Overnight deposits, which include current accounts, were the driver of the monthly and annual increases in household deposits.
Net lending to non-financial corporations (NFCs) remained negative in January, contracting by €132 million. On an annual basis, loans to NFCs declined by €1.4 billion or 3.6 per cent, mainly driven by short-term loans.
The monthly net flow in deposits from NFCs turned negative in January, amounting to minus €925 million.
This decrease was mainly attributable to overnight deposits and repurchase agreements. On an annual basis though, NFC deposits increased by €12.3 billion, resulting in an annual growth rate of 20.4 per cent.

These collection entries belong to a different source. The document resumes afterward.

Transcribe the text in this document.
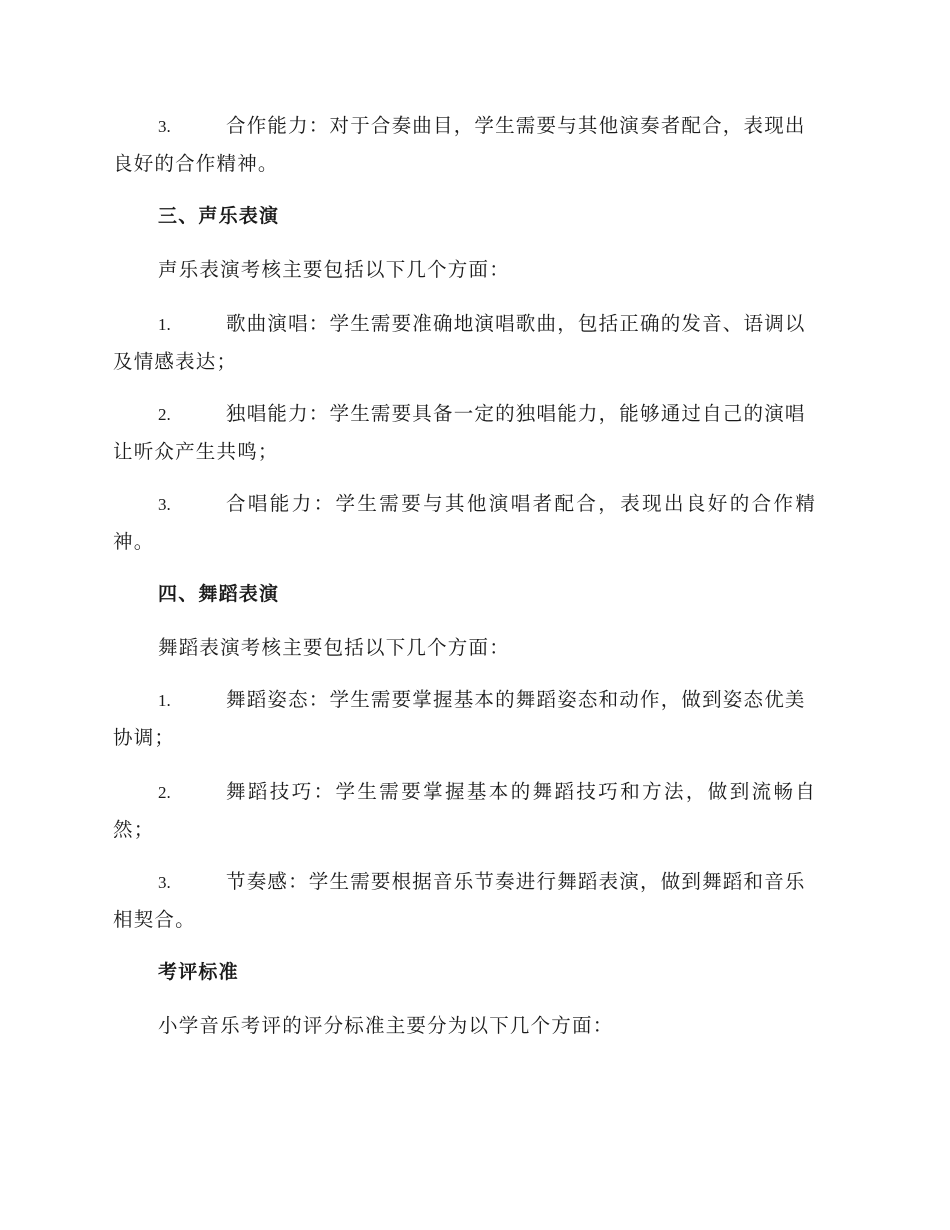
3.	合作能力：对于合奏曲目，学生需要与其他演奏者配合，表现出
良好的合作精神。
三、声乐表演
声乐表演考核主要包括以下几个方面：
1.	歌曲演唱：学生需要准确地演唱歌曲，包括正确的发音、语调以
及情感表达；
2.	独唱能力：学生需要具备一定的独唱能力，能够通过自己的演唱
让听众产生共鸣；
3.	合唱能力：学生需要与其他演唱者配合，表现出良好的合作精
神。
四、舞蹈表演
舞蹈表演考核主要包括以下几个方面：
1.	舞蹈姿态：学生需要掌握基本的舞蹈姿态和动作，做到姿态优美
协调；
2.	舞蹈技巧：学生需要掌握基本的舞蹈技巧和方法，做到流畅自
然；
3.	节奏感：学生需要根据音乐节奏进行舞蹈表演，做到舞蹈和音乐
相契合。
考评标准
小学音乐考评的评分标准主要分为以下几个方面：
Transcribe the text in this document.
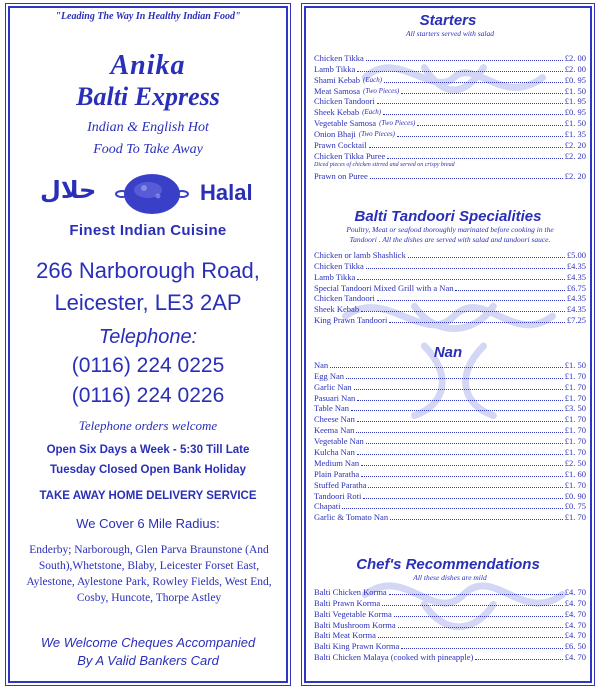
"Leading The Way In Healthy Indian Food"
Anika
Balti Express
Indian & English Hot
Food To Take Away
حلال	Halal
Finest Indian Cuisine
266 Narborough Road,
Leicester, LE3 2AP
Telephone:
(0116) 224 0225
(0116) 224 0226
Telephone orders welcome
Open Six Days a Week - 5:30 Till Late
Tuesday Closed Open Bank Holiday
TAKE AWAY HOME DELIVERY SERVICE
We Cover 6 Mile Radius:
Enderby; Narborough, Glen Parva Braunstone (And South),Whetstone, Blaby, Leicester Forset East, Aylestone, Aylestone Park, Rowley Fields, West End, Cosby, Huncote, Thorpe Astley
We Welcome Cheques Accompanied
By A Valid Bankers Card
Starters
All starters served with salad
Chicken Tikka	£2. 00
Lamb Tikka	£2. 00
Shami Kebab (Each)	£0. 95
Meat Samosa (Two Pieces)	£1. 50
Chicken Tandoori	£1. 95
Sheek Kebab (Each)	£0. 95
Vegetable Samosa (Two Pieces)	£1. 50
Onion Bhaji (Two Pieces)	£1. 35
Prawn Cocktail	£2. 20
Chicken Tikka Puree	£2. 20
Diced pieces of chicken stirred and served on crispy bread
Prawn on Puree	£2. 20
Balti Tandoori Specialities
Poultry, Meat or seafood thoroughly marinated before cooking in the
Tandoori . All the dishes are served with salad and tandoori sauce.
Chicken or lamb Shashlick	£5.00
Chicken Tikka	£4.35
Lamb Tikka	£4.35
Special Tandoori Mixed Grill with a Nan	£6.75
Chicken Tandoori	£4.35
Sheek Kebab	£4.35
King Prawn Tandoori	£7.25
Nan
Nan	£1. 50
Egg Nan	£1. 70
Garlic Nan	£1. 70
Pasuari Nan	£1. 70
Table Nan	£3. 50
Cheese Nan	£1. 70
Keema Nan	£1. 70
Vegetable Nan	£1. 70
Kulcha Nan	£1. 70
Medium Nan	£2. 50
Plain Paratha	£1. 60
Stuffed Paratha	£1. 70
Tandoori Roti	£0. 90
Chapati	£0. 75
Garlic & Tomato Nan	£1. 70
Chef's Recommendations
All these dishes are mild
Balti Chicken Korma	£4. 70
Balti Prawn Korma	£4. 70
Balti Vegetable Korma	£4. 70
Balti Mushroom Korma	£4. 70
Balti Meat Korma	£4. 70
Balti King Prawn Korma	£6. 50
Balti Chicken Malaya (cooked with pineapple)	£4. 70
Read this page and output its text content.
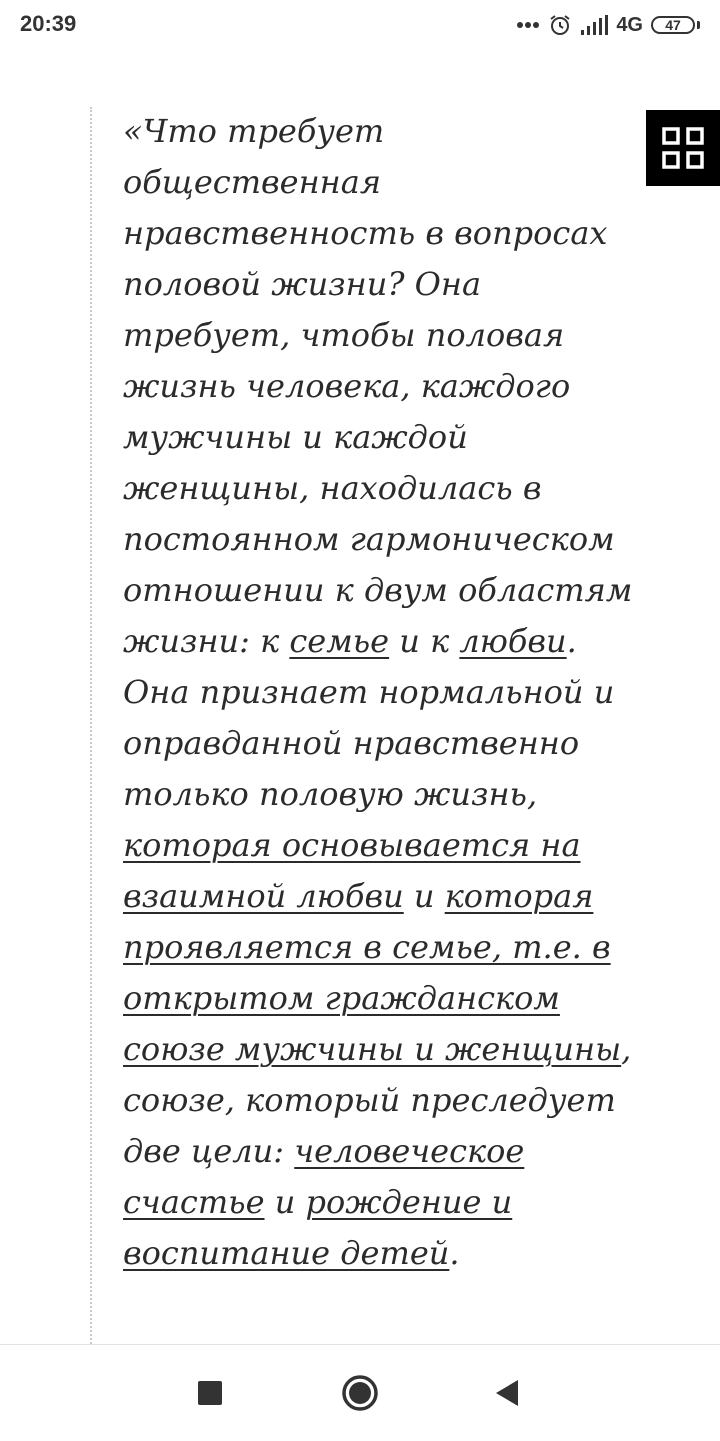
20:39	4G 47

«Что требует общественная нравственность в вопросах половой жизни? Она требует, чтобы половая жизнь человека, каждого мужчины и каждой женщины, находилась в постоянном гармоническом отношении к двум областям жизни: к семье и к любви. Она признает нормальной и оправданной нравственно только половую жизнь, которая основывается на взаимной любви и которая проявляется в семье, т.е. в открытом гражданском союзе мужчины и женщины, союзе, который преследует две цели: человеческое счастье и рождение и воспитание детей.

Elsewhere, total bank lending to Irish resident sectors declined by 0.2 per cent in the year, as the increase in lending to monetary financial institutions partly offset the decline in lending to the private sector of 2.1 per cent in annual terms.
Banks’ holdings of deposits from the Irish resident private sector continued to record strong inflows, with annual growth reaching 15.2 per cent. Irish resident households remain the largest contributing sector to deposits on banks’ aggregate balance sheet.
Irish-resident banks’ outstanding borrowing from the Central Bank as part of Eurosystem monetary policy operations remained unchanged in January, standing at €7.3 billion.